First off “there’s no such thing as love within the lanes” is going to be a chapter title in my memoir. Secondly, that’s a pretty accurate description of the show. So let’s get into it…
Rivals developed well and had all the elements of a well-thought-out story. A chance encounter turned into a running rivalry / romance waiting to happen, a great supporting cast with their own lives and stories to delve into when the main story slowed down, a tangible end goal – and a truly dislikeable but occasionally funny antagonist.
Following Vic and Jason as they tried to keep their teams together appealed to both the realist and the escapist in me. The realist liked the everyday-ness of it all, the awkward encounters and the group dynamics. The escapist… well, how many of us are really ever going to get to the LoL regionals and still have lives to live in our spare time?
But seriously, Rivals packed a complex and coherent storyline into its 12 episode season, and that’s awesome. I accidentally skipped an episode at one point (read: damn you, sporadic free WiFi zone) and found myself actually going back to catch up on plot points – this doesn’t happen often with webshows.
Sometimes, not all the time – and not even very often, but sometimes – stereotypes work. Rivals did a great job of making room for plot development by cutting away character development time and introducing us to a cast of characters we largely already know: that douchebag gamer, that incongruously cute but vicious gamer, the silent and deadly strategiser, the guy who never loses etc, etc. Usually I’m not a fan of stereotypical characters because it tends to end there and we never get to know anything more about them, but Rivals did a good job of using them as a base and building from there.
Our protagonists were quirky, sometimes irritating and other times endearing, which is always a great mix. I suppose my only gripe was the over-done extras, and there were only two of them so it’s not a train smash.
You know how it is with indie productions. You can get anything from “is that static in the background?” to “this is like watching a Nigerian movie” levels of sound and video quality. I’m glad to say that Rivals was closer to the static in the background levels of noise than they were to the ear-bleed levels when it comes to sound. And the show definitely improved as it went on, adjusting well for the outdoor scenes (trust me, outdoor scenes are not a joke).
What really shone for me was the video quality. Whether chilling in the dark and damp of a basement bar, at the Battle & Brew (how awesome a name is that??) or in the unforgiving sunlight of an abandoned stretch of road, these guys had their camera work on point.

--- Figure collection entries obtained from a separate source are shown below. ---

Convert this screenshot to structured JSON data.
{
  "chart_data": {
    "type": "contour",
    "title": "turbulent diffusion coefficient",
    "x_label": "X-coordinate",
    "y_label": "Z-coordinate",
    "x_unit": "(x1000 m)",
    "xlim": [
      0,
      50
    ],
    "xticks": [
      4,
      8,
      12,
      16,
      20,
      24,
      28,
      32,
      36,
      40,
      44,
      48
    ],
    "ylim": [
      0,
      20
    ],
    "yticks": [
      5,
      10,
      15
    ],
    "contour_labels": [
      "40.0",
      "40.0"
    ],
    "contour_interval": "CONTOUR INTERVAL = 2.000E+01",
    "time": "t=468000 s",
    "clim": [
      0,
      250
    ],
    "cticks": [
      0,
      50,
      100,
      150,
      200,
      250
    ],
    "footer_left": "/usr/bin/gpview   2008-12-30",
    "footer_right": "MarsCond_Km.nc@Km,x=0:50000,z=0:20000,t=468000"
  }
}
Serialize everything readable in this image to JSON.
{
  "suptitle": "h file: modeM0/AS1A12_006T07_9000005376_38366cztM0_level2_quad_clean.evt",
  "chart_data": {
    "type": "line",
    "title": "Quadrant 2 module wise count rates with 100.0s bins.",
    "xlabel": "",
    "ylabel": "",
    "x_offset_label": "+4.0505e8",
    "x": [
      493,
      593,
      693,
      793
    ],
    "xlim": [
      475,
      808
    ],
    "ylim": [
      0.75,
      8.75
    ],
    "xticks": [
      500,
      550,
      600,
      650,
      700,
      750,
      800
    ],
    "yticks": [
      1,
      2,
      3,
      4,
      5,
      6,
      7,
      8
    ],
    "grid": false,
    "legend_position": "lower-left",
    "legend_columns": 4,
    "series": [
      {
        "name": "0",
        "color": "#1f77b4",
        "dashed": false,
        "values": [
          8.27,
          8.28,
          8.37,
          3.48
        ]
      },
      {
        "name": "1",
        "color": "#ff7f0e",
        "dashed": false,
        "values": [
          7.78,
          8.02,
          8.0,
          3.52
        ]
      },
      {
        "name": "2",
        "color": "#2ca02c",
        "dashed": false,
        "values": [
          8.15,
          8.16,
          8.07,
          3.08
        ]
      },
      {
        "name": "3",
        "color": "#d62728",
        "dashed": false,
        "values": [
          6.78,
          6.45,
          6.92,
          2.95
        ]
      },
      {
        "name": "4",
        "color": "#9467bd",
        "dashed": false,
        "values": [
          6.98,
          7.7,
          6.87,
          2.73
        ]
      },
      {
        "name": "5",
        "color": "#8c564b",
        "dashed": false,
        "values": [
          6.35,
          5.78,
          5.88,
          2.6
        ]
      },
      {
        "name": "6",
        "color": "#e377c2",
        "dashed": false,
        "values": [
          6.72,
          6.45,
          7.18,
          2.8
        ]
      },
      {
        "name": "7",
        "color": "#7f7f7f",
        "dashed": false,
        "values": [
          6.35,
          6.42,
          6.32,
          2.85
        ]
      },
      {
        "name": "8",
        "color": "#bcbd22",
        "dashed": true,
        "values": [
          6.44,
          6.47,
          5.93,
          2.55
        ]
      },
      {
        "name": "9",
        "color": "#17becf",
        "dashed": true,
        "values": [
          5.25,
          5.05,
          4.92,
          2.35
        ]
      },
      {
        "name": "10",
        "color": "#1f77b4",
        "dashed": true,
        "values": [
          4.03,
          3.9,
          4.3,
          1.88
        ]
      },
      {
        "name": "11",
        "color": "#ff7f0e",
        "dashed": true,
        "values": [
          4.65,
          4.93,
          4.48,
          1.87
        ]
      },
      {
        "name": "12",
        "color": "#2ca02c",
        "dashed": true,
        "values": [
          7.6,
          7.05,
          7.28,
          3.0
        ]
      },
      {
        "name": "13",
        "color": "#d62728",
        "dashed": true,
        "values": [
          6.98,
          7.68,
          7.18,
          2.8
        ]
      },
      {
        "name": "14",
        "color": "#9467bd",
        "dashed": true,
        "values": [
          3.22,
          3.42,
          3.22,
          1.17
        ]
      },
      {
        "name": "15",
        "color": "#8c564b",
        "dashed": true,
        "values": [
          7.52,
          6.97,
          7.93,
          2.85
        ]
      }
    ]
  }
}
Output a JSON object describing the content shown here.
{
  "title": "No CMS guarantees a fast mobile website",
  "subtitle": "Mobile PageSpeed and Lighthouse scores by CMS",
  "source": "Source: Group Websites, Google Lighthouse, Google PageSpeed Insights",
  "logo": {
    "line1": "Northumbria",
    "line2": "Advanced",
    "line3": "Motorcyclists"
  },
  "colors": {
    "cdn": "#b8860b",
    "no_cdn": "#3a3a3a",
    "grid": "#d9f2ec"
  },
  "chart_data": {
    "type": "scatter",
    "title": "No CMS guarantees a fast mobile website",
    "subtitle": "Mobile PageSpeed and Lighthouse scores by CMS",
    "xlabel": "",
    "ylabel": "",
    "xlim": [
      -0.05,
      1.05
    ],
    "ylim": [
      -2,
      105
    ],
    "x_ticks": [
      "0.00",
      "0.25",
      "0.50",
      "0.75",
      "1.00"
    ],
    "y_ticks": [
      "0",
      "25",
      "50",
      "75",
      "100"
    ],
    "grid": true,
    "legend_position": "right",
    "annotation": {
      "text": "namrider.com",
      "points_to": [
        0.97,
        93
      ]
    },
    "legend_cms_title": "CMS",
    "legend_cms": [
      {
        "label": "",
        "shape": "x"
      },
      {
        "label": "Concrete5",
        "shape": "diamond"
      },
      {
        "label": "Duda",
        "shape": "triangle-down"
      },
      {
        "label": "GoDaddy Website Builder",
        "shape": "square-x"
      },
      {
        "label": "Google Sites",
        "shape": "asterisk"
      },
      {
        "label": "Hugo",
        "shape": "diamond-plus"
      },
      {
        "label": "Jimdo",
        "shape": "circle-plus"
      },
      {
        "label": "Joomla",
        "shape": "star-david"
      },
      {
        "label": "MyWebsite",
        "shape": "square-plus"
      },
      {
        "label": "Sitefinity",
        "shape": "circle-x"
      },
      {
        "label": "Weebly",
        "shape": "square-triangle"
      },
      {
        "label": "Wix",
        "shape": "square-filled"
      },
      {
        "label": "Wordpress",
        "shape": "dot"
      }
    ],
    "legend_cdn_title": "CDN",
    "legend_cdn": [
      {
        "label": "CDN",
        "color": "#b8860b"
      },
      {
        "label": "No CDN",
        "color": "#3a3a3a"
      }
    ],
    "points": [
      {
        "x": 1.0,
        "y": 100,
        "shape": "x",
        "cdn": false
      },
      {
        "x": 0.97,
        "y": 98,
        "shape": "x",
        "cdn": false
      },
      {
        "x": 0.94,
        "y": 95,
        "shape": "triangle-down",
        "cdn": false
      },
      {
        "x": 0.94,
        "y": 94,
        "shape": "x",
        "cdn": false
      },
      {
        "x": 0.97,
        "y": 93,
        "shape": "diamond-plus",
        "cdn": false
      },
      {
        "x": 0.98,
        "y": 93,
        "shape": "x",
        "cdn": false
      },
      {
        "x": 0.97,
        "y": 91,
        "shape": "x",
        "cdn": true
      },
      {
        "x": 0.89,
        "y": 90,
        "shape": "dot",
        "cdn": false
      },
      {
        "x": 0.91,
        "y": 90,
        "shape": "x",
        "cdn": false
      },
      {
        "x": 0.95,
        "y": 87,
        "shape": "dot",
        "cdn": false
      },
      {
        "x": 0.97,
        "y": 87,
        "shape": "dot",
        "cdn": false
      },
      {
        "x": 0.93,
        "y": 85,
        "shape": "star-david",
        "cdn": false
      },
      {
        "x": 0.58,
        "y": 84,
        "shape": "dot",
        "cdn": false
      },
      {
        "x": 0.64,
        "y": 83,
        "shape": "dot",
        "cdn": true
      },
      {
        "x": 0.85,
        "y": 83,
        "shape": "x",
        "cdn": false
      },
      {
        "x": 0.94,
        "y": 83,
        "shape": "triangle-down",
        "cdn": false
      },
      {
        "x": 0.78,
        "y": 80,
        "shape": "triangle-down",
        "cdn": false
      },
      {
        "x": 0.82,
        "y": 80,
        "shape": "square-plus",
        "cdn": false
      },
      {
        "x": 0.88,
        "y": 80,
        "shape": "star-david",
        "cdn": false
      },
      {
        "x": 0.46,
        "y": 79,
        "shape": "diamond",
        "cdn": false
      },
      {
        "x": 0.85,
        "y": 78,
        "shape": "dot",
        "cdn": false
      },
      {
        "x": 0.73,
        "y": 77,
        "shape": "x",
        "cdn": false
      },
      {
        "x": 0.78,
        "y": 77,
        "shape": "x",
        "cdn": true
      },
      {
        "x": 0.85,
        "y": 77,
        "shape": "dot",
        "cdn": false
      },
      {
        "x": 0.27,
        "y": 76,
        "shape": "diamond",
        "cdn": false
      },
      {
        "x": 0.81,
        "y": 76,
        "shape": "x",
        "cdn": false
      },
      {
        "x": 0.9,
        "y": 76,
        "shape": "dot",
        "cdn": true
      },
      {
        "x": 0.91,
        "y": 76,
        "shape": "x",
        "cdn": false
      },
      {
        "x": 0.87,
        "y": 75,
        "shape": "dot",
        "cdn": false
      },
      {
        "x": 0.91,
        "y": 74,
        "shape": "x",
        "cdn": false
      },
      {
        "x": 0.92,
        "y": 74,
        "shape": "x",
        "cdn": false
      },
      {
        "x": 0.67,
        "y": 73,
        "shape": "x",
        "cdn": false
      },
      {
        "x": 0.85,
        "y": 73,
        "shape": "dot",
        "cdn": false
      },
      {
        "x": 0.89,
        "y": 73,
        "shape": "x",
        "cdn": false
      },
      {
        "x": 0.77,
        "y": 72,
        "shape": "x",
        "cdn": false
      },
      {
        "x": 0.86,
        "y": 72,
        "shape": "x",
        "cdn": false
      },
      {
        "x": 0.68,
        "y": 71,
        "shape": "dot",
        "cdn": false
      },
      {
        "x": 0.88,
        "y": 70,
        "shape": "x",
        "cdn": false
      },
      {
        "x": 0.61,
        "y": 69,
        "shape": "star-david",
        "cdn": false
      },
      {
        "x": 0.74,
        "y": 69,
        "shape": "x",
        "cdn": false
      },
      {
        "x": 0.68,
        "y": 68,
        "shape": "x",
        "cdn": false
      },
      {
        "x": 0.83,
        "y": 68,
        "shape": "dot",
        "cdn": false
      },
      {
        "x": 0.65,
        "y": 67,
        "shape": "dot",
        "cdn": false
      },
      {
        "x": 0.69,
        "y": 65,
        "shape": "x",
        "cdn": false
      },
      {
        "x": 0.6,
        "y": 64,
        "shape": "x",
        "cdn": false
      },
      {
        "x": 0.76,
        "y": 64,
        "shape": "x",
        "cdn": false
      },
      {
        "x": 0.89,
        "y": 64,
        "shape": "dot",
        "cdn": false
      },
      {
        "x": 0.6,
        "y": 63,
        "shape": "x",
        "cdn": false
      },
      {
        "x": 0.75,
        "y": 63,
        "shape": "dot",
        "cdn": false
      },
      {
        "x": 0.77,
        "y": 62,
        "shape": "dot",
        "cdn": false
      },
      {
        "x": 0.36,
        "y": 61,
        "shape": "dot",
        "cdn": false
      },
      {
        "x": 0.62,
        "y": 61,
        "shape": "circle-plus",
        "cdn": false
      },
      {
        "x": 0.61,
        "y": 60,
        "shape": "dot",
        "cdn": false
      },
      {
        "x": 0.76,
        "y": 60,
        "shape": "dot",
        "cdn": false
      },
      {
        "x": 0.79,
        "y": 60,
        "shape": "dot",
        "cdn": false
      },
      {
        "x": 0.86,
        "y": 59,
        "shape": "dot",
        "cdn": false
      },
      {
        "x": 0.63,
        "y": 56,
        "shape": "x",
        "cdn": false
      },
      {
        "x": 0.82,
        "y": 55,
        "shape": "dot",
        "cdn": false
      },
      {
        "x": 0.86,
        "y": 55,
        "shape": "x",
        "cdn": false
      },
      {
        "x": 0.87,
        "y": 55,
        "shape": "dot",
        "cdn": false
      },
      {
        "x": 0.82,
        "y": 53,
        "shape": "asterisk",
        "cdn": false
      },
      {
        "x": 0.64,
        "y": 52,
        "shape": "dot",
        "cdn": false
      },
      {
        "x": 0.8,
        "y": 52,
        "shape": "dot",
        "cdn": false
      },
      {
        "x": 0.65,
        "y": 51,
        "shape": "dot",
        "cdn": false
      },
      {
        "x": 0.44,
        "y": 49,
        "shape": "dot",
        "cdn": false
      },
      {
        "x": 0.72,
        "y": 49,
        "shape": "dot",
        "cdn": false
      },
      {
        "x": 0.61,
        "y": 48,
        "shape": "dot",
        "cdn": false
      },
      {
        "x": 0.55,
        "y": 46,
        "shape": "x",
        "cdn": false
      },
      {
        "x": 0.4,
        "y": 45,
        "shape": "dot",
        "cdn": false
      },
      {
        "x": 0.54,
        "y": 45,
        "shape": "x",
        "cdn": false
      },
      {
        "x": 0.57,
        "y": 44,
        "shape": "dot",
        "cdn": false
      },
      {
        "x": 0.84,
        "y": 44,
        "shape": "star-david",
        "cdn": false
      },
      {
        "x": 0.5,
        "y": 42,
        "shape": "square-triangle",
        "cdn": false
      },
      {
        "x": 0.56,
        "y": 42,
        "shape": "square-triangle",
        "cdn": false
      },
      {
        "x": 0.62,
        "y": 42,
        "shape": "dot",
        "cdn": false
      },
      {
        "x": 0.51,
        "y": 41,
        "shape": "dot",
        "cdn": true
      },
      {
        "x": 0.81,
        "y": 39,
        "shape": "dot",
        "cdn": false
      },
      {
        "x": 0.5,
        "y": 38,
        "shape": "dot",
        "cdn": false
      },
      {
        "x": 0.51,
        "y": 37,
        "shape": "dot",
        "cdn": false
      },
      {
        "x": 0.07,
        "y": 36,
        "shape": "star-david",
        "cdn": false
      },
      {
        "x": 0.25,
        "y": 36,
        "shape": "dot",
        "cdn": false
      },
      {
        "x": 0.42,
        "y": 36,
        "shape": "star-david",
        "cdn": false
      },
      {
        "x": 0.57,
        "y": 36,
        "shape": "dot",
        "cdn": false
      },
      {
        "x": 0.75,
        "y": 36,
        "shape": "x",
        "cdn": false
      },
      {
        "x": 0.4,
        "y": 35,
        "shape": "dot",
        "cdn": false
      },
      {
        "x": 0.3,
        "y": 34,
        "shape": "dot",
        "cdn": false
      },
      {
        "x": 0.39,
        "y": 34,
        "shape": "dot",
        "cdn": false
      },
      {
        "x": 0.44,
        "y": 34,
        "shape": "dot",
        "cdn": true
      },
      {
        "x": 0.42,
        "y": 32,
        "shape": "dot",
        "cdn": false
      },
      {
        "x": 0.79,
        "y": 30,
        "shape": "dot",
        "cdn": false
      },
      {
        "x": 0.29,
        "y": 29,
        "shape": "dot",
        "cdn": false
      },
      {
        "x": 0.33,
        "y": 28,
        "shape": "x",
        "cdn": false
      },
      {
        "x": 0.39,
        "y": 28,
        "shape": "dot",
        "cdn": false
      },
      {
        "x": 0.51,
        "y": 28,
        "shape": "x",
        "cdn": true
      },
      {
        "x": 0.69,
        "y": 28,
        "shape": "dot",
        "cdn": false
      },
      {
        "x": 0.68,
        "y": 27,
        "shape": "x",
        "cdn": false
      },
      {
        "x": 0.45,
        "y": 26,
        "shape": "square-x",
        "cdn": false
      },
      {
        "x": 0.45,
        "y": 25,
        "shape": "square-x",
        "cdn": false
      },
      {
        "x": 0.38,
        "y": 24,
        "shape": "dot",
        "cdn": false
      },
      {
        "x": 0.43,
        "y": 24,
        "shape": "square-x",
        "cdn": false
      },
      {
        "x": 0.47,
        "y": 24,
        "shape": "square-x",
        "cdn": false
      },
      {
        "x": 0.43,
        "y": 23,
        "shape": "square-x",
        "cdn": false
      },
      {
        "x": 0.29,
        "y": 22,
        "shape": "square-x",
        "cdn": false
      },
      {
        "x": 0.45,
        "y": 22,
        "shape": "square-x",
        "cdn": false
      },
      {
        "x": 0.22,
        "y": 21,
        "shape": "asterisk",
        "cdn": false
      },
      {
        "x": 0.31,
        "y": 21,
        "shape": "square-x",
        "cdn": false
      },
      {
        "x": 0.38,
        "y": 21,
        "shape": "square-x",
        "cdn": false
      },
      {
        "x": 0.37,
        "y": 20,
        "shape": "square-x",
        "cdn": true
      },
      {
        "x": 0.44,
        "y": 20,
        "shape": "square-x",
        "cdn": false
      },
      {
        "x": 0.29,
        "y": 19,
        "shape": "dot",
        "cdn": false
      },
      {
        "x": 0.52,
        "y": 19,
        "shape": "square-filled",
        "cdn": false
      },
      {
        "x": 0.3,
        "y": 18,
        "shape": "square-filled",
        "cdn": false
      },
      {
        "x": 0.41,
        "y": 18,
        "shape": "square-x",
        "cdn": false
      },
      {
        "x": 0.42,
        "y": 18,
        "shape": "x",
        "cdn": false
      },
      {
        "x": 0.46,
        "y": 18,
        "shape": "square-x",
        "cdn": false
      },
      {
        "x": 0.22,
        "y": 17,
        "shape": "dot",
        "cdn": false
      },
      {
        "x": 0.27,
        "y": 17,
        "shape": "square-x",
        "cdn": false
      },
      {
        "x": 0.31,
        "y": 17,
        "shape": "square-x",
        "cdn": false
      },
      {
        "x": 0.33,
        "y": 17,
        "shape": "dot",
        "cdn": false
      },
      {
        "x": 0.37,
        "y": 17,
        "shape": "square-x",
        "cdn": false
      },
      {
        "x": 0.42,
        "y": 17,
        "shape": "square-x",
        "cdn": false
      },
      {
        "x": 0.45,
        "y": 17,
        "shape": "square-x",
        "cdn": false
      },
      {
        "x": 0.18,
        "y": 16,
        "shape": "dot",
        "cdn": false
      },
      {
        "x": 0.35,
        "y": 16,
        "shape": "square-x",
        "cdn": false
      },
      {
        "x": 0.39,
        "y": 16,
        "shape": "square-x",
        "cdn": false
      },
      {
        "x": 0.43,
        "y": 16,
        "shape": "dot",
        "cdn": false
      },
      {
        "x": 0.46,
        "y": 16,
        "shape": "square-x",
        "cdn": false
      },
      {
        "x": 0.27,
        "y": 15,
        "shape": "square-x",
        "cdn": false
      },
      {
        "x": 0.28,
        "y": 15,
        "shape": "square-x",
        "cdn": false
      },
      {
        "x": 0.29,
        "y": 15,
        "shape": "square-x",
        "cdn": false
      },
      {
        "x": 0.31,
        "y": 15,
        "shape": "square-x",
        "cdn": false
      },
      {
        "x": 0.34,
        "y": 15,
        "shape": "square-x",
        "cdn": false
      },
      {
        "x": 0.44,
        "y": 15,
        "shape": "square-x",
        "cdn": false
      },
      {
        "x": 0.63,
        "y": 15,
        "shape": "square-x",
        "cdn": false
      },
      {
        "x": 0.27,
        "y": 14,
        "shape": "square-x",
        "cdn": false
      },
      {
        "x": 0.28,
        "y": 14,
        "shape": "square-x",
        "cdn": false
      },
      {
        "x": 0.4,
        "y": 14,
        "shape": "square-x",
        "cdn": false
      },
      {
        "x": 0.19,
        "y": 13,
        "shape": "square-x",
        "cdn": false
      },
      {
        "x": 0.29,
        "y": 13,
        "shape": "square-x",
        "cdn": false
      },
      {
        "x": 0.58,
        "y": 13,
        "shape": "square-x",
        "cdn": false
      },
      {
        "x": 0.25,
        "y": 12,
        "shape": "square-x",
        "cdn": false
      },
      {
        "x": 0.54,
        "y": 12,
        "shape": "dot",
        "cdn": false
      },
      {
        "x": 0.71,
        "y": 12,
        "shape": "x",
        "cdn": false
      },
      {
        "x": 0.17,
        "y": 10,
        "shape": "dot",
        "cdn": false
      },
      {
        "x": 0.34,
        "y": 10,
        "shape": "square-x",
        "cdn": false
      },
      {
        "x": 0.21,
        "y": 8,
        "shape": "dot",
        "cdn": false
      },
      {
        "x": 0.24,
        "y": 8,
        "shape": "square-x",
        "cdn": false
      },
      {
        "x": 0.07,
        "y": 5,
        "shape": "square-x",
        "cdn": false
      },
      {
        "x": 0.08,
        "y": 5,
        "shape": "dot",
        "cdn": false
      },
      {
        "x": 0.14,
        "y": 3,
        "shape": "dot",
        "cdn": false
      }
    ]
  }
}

It’s the kind of thing that makes you realise that not all webshows have to come with the “forgive the quality” addendum when you’re recommending them to friends.
If you were hoping to learn how to play LoL from this show, you’re out of luck. However, if you wanted some geeky entertainment and maybe a lesson on how to deal with douchebag gamers, you’re in all the lucks because Rivals is geeky and entertaining and (SPOILER) in the end the douchenozzle loses. (END SPOILER).
Mood Rating: Get comfy in your gaming chair and tune out everything but your love for Summoner’s Rift, because an enemy is about to be slain!